Quanto rumore fra le pareti bianche di Saint-Paul. Le voci che attanagliano la mente di colui che è ritenuto uno dei maestri dell'arte, sono vere? E' solo lui a percepirle? Quanto rumore sembrano fare. Nella mente di un creativo come Van Gogh tutto diventa subito motivo per essere tradotto in immagini e la pittura unica finestra su un mondo che non gli apre le sue porte. I colori, soprattutto, unica arma per constrastare il grigiore.
Esiste libertà d'espressione in un luogo così?
-Se Dio esistesse, lo rinchiuderebbero a Saint Paul- recita, a un certo punto Preziosi e il suo tono in quel momento è così puro e tenero da somigliare a un bambino.
Oppure no. Somiglia all'uomo quando è privo di maschere, nella purezza di una verità detta come fosse la cosa più naturale del mondo.
Questa frase forte, espressa in una forma drammaturgica perfetta, capace di una sintesi poetica e graffiante, viene pronunciata proprio dalle parole di Vincent, uomo ancor prima che artista, scisso come chi si trova a dover combattere una guerra che non desidera, quella tra sè e il mondo esterno.
Diviso.
Questo uomo obbligato a stare rinchiuso, legato, oppresso all'interno di un luogo dove non viene capito, ma considerato pericoloso, subisce la repressione della sua arte e si trova a dover combattere in maniera maldestra, ma assai decisa, pronto a tutto pur di farsi valere.
Tra soluzioni sceniche intriganti e una recitazione pulita di sicuro impatto, L'odore assordante del Bianco è metafora del mondo stesso. Chi è il vero malato? Il visionario che vede bellezza laddove non c'è per trasformarla in arte? O il sistema che vuole rieducarlo all'omologazione spegnendo ogni barlume di luce?
Temi sempre vivi ed attuali, interrogativi che riaffiorano ogni qualvolta ci si accosta alla figura dell'artista.
L'odore assordante del bianco porta -finalmente- in scena un testo.
Quando alla base di uno spettacolo vi è una drammaturgia di alto livello, anche la recitazione ne beneficia inevitabilmente.
L'intero cast -coordinato dalla magistrale regia di Alessandro Maggi- recita "al servizio" del testo in un matrimonio ben riuscito tra ruoli che si intersecano senza sovrapporsi.
Non ci sono esercizi di stile o manierismi: questo spettacolo rispetta talmente tanto l'uomo Van Gogh da volerlo raccontare nel migliore dei modi possibili, senza violentarlo.

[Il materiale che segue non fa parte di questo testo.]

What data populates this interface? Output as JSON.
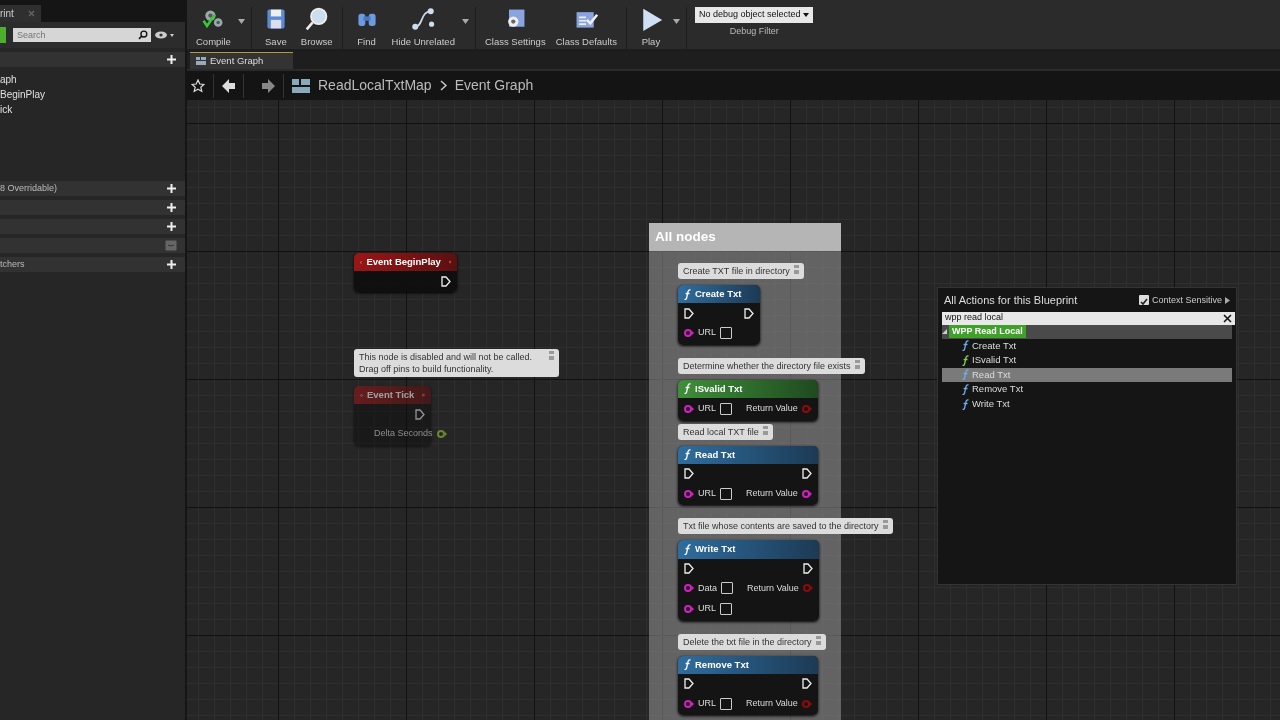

Oltre a portare in scena un mirabile ritratto del pittore, il testo mette in luce una serie di altri temi alquanto interessanti da un punto di vista strettamente antropologico: come ad esempio l'abuso di potere perpetuato dal meschino capo reparto Dottor Vernon-Lazàre, interpretato magistralmente da Roberto Manzi.
Al narcisista Vernon-Lazàre, piace l'idea di punire e umiliare tanto da arrivare a compiere un gesto estremo verso l'arte di Van Gogh.
Chi è dunque il vero malato?
Vincent che reagisce dietro evidente provocazione o il maligno e razionale Vernon-Lazàre, dominato in realtà solo dalla propria vanesia arroganza?
A tener testa a questo personaggio demoniaco, che arriva in scena coi suoi baffetti impertinenti è invece la figura del Dottor Peyron, che si pone in netta antitesi.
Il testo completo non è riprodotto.